ML.NET's runtime code has a number of utilities for operating over VBuffers that we have written to be generally useful. We will not treat on these in detail here, but:

  • Microsoft.ML.Data.VBuffer<T> itself contains a few methods for accessing and iterating over its values.

  • Microsoft.ML.Internal.Utilities.VBufferUtils contains utilities mainly for non-numeric manipulation of VBuffers.

  • Microsoft.ML.Numeric.VectorUtils contains math operations over VBuffer<float> and float[], like computing norms, dot-products, and whatnot.

  • Microsoft.ML.Data.BufferBuilder<T> is an abstract class whose concrete implementations are used throughout ML.NET to build up VBuffer<T> instances. Note that if one can simply build a VBuffer oneself easily and do not need the niceties provided by the buffer builder, you should probably just do it yourself.

  • Microsoft.MachineLearning.Internal.Utilities.EnsureSize is often useful to ensure that the arrays are of the right size.

Golden Rules

Here are some golden rules to remember:

Remember the conditions under which Indices and Values can be null! A developer forgetting that null values for these fields are legal is probably the most common error in our code. (And unfortunately one that sometimes takes a while to pop up: most users don't feed in empty inputs to our trainers.)

In terms of accessing anything in Values or Indices, remember, treat Count as the real length of these arrays, not the actual length of the arrays.

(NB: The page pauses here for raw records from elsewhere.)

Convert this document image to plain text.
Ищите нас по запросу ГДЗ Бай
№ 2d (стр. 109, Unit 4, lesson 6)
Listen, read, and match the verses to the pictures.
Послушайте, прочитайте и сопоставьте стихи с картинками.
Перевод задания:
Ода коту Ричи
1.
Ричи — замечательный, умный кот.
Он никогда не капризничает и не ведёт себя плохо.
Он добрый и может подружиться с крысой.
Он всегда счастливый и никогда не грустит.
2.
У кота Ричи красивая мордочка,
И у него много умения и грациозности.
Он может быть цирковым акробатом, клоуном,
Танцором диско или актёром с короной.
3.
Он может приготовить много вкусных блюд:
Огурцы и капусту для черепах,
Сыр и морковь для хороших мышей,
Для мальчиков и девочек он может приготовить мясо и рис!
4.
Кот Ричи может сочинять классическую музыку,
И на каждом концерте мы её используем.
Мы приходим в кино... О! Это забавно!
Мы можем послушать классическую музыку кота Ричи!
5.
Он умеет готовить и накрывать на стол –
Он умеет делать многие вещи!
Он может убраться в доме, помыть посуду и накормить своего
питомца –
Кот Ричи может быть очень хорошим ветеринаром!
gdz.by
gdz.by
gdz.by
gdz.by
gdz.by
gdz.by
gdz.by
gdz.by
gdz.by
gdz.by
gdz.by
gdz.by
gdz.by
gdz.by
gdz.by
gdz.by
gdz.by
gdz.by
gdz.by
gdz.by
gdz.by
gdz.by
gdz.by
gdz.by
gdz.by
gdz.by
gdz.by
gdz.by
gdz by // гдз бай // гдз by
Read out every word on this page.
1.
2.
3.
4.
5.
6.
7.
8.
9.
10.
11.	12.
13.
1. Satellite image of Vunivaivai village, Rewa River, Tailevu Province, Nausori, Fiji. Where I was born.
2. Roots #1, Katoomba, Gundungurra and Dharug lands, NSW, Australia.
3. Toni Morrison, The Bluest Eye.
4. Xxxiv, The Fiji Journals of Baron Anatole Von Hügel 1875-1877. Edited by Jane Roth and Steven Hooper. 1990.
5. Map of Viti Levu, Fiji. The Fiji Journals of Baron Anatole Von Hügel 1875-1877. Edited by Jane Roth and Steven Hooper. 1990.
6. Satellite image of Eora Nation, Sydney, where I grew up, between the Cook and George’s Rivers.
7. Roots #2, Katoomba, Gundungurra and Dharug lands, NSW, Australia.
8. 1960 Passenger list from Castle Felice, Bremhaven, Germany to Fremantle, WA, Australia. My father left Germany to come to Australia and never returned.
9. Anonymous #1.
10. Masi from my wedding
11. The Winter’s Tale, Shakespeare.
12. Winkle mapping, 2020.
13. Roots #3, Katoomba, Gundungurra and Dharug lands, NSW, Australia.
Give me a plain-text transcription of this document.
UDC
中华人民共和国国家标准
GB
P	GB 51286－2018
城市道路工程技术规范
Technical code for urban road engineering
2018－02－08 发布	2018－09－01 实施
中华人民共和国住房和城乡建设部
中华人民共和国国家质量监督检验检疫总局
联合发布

If you write code that results in two distinct VBuffers sharing references to their internal arrays, (for example, there are two VBuffers a and b, with a.Indices == b.Indices with a.Indices != null, or a.Values == b.Values with a.Values != null) then you've almost certainly done something wrong.

Structure your code so that VBuffers have their buffers re-used as much as possible. If you have code called repeatedly where you are passing in some default(VBuffer<T>), there's almost certainly an opportunity there.

When re-using a VBuffer that's been passed to you, remember that even when constructing a dense vector, you should still re-use the Indices array that was passed in.